SPINE

Saturday, July 14, 2012

Symbolic Complex

As I Read about The Society of Saint John the Evangelist monastery in Cambridge, Mass. I was reminded of something Walker Percy said about places and how they are constructed in the seer's mind prior to the actual experience of seeing. 

Percy cites the instance of a typical tourist's experience of seeing the Grand Canyon (in an essay, "Loss of the Creature"). 

Before alighting upon the physical Canyon, the tourist typically has read and absorbed varieties of written and visual representations of the place. 

Thus, when she sees the Canyon with her own eyes, she is unable to have an unmediated/authentic experience. She is either disappointed with the real Canyon because it can't measure up to a preexisting image of it in her mind, or she is elated but the elation is equally mediated by the preexisting hype surrounding the Canyon. 

Percy says that a sightseer is inevitably unable to appreciate the Grand Canyon on its own merit. One sees haplessly through the lens of a "symbolic complex".

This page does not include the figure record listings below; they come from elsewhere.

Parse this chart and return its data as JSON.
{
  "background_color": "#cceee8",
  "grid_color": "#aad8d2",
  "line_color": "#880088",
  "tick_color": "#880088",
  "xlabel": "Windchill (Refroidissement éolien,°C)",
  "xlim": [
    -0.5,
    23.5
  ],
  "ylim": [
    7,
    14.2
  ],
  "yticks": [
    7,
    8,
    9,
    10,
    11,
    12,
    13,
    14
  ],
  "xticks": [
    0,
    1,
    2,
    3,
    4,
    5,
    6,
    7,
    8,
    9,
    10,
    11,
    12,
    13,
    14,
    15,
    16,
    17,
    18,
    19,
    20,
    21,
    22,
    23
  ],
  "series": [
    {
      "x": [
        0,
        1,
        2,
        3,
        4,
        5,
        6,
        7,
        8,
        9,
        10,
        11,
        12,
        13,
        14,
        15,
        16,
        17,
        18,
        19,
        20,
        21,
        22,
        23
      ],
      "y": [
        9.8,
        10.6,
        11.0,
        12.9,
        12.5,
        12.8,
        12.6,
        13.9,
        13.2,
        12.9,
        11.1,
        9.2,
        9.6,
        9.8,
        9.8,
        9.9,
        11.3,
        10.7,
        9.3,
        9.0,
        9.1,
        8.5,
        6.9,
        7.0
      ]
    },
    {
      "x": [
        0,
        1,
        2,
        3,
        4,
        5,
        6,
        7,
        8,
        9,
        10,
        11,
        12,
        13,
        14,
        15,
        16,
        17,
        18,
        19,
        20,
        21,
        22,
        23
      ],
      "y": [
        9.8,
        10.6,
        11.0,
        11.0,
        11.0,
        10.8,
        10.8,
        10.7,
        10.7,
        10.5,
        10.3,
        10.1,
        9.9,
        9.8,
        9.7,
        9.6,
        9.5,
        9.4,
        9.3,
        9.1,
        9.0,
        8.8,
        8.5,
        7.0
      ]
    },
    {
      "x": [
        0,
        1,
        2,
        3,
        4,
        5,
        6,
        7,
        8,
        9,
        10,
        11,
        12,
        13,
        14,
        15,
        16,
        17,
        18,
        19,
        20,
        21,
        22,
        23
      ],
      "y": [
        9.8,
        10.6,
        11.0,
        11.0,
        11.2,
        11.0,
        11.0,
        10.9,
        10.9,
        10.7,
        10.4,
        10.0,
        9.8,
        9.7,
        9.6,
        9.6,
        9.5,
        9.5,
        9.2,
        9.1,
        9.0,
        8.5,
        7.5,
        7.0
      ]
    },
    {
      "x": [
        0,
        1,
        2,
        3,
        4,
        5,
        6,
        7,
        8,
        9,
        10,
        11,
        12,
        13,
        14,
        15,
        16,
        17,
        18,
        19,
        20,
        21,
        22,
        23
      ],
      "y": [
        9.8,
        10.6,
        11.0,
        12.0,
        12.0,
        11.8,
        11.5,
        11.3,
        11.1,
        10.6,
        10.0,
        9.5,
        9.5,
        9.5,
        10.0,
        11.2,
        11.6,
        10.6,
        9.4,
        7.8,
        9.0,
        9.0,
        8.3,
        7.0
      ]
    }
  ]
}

The Cambridge monastery isn't as iconic as the Grand Canyon, but as I read its representation I feel like I'm slipping into the symbolic complex already. It's as if the monastery is being slowly but surely branded in my mind as a particular place with a particular selling point.

The specific selling point of the Cambridge monastery is its promise of silence. Described as a "refuge silent enough to hear God's whisper," the monastery is then hyped into an extended embodiment of this alluring silence, a sort of silence which becomes a pricey commodity because it is in short supply in this world.

Situated in the bastion of "secular modernity" of Harvard and M.I.T. the monastery's coordinates are exceptional. Doubly exceptional is its ability to separate the visitor from the secular chatter while she is in the eye of that chatter:
People are drowning in words and drowning in information,” [said Brother Geoffrey Tristram, 58, the superior of the monastery’s order, who used to lead a congregation as a priest] [...] “Words are bombarding us from every side — to buy things, to believe things, to subscribe to things. We are trying to build a place to be still and silent. So many voices around us are shouting. God tends not to shout.
The monastery attunes one to God's voice which is the voice within.

An image of the place has already been implanted firmly in my mind, such that if and when I visit the monastery, I will be expecting to experience this cardinal silence that the monastery has morphed into in my mind's eye. 

By the way, to be able to consume this rare form of silence, one would have to dish out a $100 per night.